Surviving your first Blue & Gold Banquet: The big day

bluegoldlogo_225Your Blue & Gold Banquet is tomorrow and you’re fully prepared. You’ve planned, checked and re-checked every detail. Your committee, den leaders and parent helpers have everything taken care of, and you’re ready to step up and run a successful event.

Or so you wish! Bearing in mind that a visit from Murphy isn’t out of the question, you can still have a successful banquet by doing everything possible to ensure a smooth event ahead of time. And by being quick-thinking and flexible, you can sidestep any kinks and make it look like you planned it that way.

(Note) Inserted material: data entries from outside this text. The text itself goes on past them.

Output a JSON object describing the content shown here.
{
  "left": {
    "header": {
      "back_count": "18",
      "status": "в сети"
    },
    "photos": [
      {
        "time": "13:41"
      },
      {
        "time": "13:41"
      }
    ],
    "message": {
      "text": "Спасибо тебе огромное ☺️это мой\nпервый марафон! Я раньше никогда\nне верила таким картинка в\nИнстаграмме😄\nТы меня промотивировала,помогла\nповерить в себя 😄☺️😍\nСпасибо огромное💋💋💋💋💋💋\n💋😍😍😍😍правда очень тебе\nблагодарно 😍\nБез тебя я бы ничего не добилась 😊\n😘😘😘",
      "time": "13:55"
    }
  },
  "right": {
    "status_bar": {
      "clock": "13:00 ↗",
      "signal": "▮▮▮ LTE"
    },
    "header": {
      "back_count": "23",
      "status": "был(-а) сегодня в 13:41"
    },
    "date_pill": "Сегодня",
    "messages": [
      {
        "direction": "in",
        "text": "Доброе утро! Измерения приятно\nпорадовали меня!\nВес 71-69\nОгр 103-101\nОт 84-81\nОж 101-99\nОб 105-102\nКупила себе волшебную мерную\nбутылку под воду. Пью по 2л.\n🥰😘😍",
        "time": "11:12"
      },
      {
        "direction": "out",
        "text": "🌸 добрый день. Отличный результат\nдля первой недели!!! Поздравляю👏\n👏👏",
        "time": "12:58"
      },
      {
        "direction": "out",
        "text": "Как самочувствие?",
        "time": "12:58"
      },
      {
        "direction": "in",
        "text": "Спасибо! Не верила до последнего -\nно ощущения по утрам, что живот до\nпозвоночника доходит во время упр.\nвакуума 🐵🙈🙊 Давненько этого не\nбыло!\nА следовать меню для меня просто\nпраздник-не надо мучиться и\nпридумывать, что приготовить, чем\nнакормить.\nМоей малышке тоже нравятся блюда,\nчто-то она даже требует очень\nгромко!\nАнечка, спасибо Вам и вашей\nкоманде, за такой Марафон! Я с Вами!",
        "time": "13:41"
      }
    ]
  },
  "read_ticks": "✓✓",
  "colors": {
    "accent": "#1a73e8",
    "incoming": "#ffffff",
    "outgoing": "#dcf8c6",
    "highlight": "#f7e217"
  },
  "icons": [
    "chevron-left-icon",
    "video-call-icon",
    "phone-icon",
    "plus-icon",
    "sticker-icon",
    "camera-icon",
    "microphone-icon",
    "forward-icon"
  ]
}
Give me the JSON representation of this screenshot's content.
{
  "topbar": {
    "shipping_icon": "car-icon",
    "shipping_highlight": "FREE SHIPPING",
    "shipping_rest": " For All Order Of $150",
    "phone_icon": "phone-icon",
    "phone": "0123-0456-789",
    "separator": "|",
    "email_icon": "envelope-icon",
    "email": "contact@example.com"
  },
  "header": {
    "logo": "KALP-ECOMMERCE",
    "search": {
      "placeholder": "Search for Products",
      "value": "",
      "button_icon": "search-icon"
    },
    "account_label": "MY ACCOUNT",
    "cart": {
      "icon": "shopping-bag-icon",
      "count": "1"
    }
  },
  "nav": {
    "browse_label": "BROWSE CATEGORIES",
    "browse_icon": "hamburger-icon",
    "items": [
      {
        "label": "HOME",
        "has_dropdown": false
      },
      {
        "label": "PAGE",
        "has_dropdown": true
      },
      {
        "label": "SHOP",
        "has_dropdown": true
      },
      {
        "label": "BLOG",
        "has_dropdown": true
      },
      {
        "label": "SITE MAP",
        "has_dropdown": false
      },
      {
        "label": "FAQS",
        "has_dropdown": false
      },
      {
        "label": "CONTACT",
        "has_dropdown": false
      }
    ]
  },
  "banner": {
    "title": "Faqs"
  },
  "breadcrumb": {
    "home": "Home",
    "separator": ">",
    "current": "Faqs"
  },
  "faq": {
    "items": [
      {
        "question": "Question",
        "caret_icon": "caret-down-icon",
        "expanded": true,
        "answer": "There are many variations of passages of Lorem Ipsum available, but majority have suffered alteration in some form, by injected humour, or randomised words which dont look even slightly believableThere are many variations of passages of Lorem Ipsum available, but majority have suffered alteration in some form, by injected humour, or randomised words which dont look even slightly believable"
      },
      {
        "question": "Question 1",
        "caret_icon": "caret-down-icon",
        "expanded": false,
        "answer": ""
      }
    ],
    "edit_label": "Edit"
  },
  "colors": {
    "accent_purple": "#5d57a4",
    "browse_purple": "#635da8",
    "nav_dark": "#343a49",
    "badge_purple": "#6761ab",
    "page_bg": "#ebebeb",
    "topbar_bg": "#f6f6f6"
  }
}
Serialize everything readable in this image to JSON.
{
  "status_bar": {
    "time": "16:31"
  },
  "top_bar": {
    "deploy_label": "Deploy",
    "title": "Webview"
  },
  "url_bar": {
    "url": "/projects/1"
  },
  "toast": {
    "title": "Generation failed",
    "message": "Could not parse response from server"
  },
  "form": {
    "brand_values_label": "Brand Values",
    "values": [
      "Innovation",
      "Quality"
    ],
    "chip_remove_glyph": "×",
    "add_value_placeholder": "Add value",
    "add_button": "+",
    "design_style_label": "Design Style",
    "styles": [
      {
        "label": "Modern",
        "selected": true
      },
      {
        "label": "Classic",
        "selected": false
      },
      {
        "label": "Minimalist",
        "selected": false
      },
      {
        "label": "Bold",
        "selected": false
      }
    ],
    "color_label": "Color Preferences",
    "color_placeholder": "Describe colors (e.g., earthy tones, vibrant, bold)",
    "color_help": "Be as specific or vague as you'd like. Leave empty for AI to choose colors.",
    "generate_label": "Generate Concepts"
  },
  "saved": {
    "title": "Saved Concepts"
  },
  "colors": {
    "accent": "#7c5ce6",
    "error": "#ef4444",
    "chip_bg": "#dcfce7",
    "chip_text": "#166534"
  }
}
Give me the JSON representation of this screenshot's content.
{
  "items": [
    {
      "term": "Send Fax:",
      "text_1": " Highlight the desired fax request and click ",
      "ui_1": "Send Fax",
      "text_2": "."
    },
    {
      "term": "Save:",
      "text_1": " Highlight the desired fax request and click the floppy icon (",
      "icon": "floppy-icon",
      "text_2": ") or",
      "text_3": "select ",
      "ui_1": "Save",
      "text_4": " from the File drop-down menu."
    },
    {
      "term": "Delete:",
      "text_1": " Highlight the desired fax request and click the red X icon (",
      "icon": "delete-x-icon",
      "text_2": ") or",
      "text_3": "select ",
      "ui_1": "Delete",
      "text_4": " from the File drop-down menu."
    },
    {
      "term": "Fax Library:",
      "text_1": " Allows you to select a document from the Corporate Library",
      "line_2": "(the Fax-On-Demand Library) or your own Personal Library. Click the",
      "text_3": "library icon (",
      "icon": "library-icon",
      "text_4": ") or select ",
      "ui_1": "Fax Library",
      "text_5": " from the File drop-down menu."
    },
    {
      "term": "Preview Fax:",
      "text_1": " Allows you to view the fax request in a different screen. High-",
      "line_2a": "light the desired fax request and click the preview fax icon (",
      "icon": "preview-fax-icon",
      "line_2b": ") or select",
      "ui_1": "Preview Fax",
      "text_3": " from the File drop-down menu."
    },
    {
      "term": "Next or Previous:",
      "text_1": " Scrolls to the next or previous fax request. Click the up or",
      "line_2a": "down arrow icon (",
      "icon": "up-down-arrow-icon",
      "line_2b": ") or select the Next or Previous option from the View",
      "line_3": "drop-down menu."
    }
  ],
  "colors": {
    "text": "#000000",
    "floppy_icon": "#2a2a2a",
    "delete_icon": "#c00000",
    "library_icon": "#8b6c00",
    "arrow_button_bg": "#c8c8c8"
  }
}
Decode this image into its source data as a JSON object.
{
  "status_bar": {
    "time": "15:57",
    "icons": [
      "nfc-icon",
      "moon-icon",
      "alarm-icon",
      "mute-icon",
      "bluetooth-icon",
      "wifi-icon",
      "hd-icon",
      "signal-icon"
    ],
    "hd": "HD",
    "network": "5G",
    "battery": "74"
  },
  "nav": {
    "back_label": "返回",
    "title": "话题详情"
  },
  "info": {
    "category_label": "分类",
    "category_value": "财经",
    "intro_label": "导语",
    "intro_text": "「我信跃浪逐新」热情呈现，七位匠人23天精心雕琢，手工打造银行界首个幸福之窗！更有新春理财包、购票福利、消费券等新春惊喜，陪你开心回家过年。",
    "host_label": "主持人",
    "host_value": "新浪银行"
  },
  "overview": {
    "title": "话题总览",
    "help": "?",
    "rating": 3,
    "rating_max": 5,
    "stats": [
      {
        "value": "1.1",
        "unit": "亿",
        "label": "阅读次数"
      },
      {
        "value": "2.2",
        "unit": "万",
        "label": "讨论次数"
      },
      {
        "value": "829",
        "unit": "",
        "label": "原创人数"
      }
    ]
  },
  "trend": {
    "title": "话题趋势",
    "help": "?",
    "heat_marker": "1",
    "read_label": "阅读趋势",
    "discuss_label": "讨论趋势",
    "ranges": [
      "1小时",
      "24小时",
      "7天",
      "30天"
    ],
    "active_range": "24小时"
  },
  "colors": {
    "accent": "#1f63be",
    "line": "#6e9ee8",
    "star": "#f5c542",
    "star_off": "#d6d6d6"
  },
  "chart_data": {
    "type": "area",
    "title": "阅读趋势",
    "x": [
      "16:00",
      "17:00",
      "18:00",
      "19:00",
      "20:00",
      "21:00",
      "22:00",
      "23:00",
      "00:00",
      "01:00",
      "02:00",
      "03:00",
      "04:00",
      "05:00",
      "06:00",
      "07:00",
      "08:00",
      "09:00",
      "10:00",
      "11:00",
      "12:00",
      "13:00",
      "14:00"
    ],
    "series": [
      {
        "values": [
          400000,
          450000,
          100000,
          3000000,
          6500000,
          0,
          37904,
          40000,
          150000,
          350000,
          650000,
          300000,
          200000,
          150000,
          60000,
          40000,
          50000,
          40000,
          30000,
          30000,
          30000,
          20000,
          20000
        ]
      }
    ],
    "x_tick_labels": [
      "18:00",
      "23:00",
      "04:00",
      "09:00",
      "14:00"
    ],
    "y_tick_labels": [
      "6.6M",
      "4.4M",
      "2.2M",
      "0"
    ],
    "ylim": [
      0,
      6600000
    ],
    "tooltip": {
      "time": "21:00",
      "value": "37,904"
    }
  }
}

There are some ways to keep those kinks from ruining your day.

Your banquet begins

  • Arrive early enough to set up the room the way you had planned. Your setup committee might need to get in several hours early, but be there before anyone from outside the pack is expected, so you can greet them and explain their participation.
  • Review the plan one final time with your den leaders, committee members and parent helpers. Make changes to accommodate last-minute kinks.
  • Watch for your outside participants to arrive, such as entertainers, public servants who may be participating, members of Boy Scout troops or the Order of the Arrow, and your Friends of Scouting presenter. Make sure you greet them and go over their role in the event.
  • Also be sure to personally welcome invited guests, such as the mayor or town council, school board members and administrators, or those from your chartered organization such as the church’s pastor or governing board members. You may wish to reserve a table for these guests.
  • If your unit or district commissioner or your district unit-serving professionals attend, greet them as well.
  • Watch the clock and start on time. Don’t wait for stragglers – it sends the wrong message and is discourteous to those who were there when they were supposed to be.
  • Try to take time to visit with each family. This is a golden opportunity to get some first-hand feedback on how they and their sons are enjoying Cub Scouting. A good time to do this is during the meal, or as families are gathering.
  • Move things along. Make sure everyone knows how much time they have. If a segment is running long, try to speed it up. Give your den leaders and other speakers an agreed-upon sign that they’re almost out of time. Boys this age have a relatively short attention span – five to ten minutes maximum, so don’t be afraid to push things forward. Few things are more tedious than a slow-moving banquet with a lack of direction and antsy boys.
  • Resist the temptation to throw too much of yourself into the event. As we mentioned earlier, the boys are the stars of the show, and you are there to shine the spotlight on them.
  • Before the event ends, take a moment to thank everyone who had a role in putting on the banquet. I always brought flowers to the people who were involved in serving the meal – even the guys!
  • If you need help cleaning up, be sure to say so before the flags are retired. People tend to scatter as soon as it’s over – sometimes before.

There’s no need to fret! By making a plan, sticking to it and checking it frequently, your Blue and Gold Banquet will be a success.